How CMA CGM’s Return to the Red Sea with 15% Discount Could Reshape Asia-Europe Shipping
Publish Time: 2025-06-24 Origin: Site
CMA CGM’s Strategic Return to the Red Sea
June 24, 2025 – French shipping giant CMA CGM has made a landmark return to the Suez Canal with its 20,000 TEU "Osiris", the first ultra-large container vessel to transit since Houthi attacks forced diversions around Africa’s Cape of Good Hope in late 2023. The move comes with a 15% toll discount from the Suez Canal Authority (SCA) for ships over 130,000 net tons, valid until August 2025.

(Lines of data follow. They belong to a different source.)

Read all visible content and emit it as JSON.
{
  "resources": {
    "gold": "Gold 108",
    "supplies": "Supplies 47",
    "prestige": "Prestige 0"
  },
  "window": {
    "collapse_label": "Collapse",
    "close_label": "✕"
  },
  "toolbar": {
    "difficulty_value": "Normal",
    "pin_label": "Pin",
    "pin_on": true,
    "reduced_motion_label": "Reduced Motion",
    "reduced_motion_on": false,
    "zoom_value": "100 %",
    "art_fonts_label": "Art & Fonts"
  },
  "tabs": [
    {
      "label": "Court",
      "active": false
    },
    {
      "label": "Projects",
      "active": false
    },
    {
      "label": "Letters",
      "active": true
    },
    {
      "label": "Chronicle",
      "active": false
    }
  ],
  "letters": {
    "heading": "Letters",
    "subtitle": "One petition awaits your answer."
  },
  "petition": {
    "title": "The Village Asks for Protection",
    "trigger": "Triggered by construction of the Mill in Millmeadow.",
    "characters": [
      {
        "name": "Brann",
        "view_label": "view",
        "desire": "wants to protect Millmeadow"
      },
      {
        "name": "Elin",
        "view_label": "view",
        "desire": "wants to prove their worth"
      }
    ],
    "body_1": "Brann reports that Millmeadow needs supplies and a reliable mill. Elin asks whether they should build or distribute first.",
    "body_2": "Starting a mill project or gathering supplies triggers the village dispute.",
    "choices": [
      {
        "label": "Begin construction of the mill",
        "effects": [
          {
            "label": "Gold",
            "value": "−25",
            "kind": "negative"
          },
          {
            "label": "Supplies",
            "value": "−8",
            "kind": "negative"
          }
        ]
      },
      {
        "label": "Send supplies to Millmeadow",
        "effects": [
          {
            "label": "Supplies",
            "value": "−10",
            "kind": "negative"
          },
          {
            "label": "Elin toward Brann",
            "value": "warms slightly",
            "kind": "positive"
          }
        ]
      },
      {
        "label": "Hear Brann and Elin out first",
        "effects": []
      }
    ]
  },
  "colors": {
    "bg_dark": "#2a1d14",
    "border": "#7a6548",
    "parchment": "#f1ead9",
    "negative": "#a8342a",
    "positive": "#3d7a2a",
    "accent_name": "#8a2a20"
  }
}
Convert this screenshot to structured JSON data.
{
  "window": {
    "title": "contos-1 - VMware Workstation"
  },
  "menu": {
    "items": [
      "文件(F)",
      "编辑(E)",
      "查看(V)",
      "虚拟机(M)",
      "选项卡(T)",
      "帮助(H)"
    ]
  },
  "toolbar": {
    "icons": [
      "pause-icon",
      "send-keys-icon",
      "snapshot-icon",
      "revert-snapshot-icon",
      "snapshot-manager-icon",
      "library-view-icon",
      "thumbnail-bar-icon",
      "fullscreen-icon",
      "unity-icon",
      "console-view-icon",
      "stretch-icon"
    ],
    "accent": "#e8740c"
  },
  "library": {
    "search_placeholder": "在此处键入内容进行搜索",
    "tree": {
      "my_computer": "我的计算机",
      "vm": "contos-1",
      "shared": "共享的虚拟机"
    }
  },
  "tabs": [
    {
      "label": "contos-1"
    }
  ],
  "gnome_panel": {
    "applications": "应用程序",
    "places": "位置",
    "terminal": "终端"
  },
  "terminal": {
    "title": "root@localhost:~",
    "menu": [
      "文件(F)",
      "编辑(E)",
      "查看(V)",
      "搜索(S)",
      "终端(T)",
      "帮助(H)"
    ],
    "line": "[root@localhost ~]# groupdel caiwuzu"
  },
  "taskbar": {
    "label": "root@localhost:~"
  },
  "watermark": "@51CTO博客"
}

Why This Matters for Asia-Europe Trade
1️⃣ Faster Transit Times:
10–14 days saved vs. Cape detours (e.g., Shanghai-Rotterdam drops from 42 to 28 days).
CMA CGM’s "Levant Red Sea Express" new service (Istanbul-Jeddah) further optimizes regional connectivity.
2️⃣ Cost Relief:
55% surge in Middle East rates (e.g., Shanghai-Dubai at $2,761/FEU) may ease if more carriers follow.
SCA’s discount cuts $200,000+ per transit for mega-ships, incentivizing Red Sea returns.
3️⃣ Risk vs. Reward:
Houthi threats persist, but CMA CGM’s phased re-entry (with 3 ships in June) tests security.
War risk insurance remains 3× higher than pre-crisis levels.
Potential Impacts on Shipping Dynamics
1. Rate Stabilization
Current Asia-Europe rates: ~$7,000/FEU (vs. $2,400 pre-crisis).
If Suez traffic recovers: Analysts project 20–30% rate drops by Q3 2025.
2. Capacity Rebalancing
12% global capacity currently tied to Cape routes could shift back, easing vessel shortages.
Singapore congestion (450,000 TEU backlog) may alleviate as fewer ships divert.
3. Competitive Shifts
Maersk/Hapag-Lloyd still avoid Red Sea; CMA CGM’s gamble could win market share.
Niche carriers (e.g., Ellerman) face pressure as mainstream options return.
Key Takeaways for Shippers
✅ Monitor Suez Reopenings: More carriers may follow if Osiris transits safely.
✅ Lock Long-Term Contracts: Rate volatility likely as Cape/Suez options coexist.
✅ Diversify Routes: Rail/airfreight remain backups amid lingering risks.
"This isn’t just about toll savings—it’s a litmus test for Red Sea viability," says Xeneta’s Peter Sand.